Die IMABE-Geschäftsführerin unterstreicht, dass Suizidgefährdung bei älteren Menschen ein ernstzunehmendes Problem sei. Erst kürzlich habe der Schweizer Alterspsychiater Raimund Klesse darauf hingewiesen und betont, dass jeder Mensch, der sich das Leben nehmen will, in einer seelischen Notlage sei. "Suizidwillige brauchen Menschen, die ihnen im Leben beistehen - nicht solche, die ihnen den Giftbecher reichen", zitiert Kummer den Schweizer Psychiater.

WHO-Richtlinien für Medien

Kummer verweist im Hinblick auf die Medien auch auf den Suizidpräventionsbericht der WHO. Medien sollten über Suizide zurückhaltend berichten und darauf verzichten, die Umstände einer Selbsttötung detailliert zu beschreiben, so eine der WHO-Forderungen. Bereits im Jahr 2008 habe die WHO eigene Richtlinien zur Darstellung von Suizid in Medien erlassen. "Leider wurden diese im Fall Goodall von vielen ignoriert", kritisiert Kummer. Medienschaffende würden darin aufgefordert, sowohl eine "Sensationssprache" als auch "normalisierende Darstellung von Selbstmord als Lösung für Probleme" zu vermeiden, ebenso eine "prominente Platzierung von Geschichten über Selbstmord" sowie eine "explizite Beschreibung der verwendeten Methode". Besondere Zurückhaltung sollte bei der Berichterstattung über Promi-Selbstmorde geübt werden.

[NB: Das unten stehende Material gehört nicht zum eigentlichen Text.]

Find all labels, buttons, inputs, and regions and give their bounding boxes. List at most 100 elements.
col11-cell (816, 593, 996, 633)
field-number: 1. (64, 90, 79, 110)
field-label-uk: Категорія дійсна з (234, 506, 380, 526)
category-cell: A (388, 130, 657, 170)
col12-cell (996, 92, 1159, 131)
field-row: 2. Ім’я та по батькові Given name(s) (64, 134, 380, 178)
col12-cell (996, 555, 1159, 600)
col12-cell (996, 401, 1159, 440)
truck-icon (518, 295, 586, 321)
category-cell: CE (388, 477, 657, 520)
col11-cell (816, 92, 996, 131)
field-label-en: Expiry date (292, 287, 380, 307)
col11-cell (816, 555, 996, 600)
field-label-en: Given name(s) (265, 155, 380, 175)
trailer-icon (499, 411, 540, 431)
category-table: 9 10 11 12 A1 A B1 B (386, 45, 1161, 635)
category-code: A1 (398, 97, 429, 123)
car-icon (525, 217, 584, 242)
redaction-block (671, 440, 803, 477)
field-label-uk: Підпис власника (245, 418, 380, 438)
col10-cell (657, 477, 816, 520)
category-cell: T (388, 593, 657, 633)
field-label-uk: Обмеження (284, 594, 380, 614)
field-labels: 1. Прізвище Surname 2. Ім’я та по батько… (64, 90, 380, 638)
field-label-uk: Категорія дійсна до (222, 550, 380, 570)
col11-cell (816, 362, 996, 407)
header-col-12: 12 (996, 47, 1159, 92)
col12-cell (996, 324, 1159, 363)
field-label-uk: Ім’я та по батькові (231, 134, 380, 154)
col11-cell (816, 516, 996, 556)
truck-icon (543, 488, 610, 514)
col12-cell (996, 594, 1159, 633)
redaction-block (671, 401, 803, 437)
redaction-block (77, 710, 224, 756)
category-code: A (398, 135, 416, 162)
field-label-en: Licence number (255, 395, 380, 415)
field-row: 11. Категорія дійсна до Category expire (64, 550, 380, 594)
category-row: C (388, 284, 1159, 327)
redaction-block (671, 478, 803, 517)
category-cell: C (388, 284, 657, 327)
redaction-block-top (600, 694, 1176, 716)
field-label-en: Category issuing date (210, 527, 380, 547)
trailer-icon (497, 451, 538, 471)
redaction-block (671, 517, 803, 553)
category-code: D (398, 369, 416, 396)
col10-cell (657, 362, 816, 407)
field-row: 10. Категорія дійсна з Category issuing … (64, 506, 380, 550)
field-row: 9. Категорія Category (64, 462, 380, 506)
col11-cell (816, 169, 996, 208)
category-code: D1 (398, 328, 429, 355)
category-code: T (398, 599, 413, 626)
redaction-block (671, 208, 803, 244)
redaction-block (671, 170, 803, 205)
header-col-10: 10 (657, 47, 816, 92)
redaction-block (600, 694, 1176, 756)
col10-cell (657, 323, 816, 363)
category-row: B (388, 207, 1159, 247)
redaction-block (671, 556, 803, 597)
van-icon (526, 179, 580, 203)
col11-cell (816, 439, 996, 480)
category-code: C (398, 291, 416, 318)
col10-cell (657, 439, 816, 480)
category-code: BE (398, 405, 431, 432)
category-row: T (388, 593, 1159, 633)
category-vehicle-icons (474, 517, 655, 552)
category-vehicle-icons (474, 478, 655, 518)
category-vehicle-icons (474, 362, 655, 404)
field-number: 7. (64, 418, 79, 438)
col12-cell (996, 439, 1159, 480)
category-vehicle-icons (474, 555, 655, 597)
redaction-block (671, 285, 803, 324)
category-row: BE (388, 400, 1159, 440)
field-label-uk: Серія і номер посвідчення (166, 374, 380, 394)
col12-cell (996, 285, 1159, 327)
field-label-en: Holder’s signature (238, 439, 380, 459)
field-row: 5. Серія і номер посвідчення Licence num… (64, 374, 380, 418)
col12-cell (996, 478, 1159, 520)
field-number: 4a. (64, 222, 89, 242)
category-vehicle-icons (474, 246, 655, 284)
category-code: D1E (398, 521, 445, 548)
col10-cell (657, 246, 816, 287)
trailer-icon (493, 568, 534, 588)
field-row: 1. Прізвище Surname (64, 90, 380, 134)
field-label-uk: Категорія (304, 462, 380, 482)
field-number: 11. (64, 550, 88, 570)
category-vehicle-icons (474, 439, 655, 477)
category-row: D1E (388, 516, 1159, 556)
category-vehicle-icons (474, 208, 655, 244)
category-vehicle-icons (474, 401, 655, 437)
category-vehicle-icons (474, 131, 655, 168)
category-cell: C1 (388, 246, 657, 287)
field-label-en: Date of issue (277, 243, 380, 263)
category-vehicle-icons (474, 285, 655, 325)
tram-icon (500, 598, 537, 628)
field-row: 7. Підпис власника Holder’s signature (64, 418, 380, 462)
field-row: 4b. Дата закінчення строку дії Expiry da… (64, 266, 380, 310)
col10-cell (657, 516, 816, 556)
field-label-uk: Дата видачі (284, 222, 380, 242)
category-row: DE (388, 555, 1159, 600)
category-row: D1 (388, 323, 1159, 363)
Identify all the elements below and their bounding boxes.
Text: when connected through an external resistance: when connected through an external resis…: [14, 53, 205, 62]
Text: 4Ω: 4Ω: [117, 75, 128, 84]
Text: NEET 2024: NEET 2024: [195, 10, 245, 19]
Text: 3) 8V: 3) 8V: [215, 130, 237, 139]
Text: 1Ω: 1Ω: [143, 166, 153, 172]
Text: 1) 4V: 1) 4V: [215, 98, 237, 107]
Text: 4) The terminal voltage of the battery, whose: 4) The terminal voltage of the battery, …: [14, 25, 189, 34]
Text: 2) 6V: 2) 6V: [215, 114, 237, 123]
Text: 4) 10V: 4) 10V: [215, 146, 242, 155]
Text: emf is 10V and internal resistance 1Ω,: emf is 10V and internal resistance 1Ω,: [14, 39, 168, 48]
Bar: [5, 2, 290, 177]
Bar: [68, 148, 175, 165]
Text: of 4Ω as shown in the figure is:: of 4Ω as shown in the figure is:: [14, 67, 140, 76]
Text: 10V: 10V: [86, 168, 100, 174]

Kummer weist in ihrer Stellungnahme darauf hin, dass der Verein "lifecircle" bzw. dessen Präsidentin Erika Preisig unter dem Motto "Selbstbestimmt leben - selbstbestimmt sterben" international für die Legalisierung der Beihilfe zum Suizid kämpft, etwa auch für einsame, ältere Menschen, ohne schwerwiegende Erkrankung. Der Verein betreibt seit 2012 im Raum Basel eine Wohnung zur Freitodbegleitung. Hier begehen die Mitglieder ihren Suizid - die Kosten sind nicht unerheblich: Ausländer bezahlen 10.000 Franken, Einheimische 3.000 Franken. Wie Kummer schreibt, läuft gegen Preisig derzeit ein Strafverfahren. Ihr werde vorgeworfen, das tödliche Arzneimittel Natrium-Pentobarbital für ihre Suizid-Klienten nicht rechtskonform zu beziehen.

"Kein Recht auf Tötung"

Auch die Deutsche Stiftung Patientenschutz hat sich am Donnerstag kritisch zum Fall Goodall geäußert. "Was organisierte Sterbehelfer als schöne, neue Welt verkaufen, ist ein fatales Signal an die Gesellschaft", sagte Vorstand Eugen Brysch der Katholischen Nachrichten-Agentur (KNA). Gewerbliche Hilfe zur Tötung habe nichts mit Solidarität zu tun. "Vielmehr ist das ein Anschlag auf die Hilfeleistungsethik", so Brysch. "Es gibt ein Recht auf Sterben, aber kein Recht auf Tötung."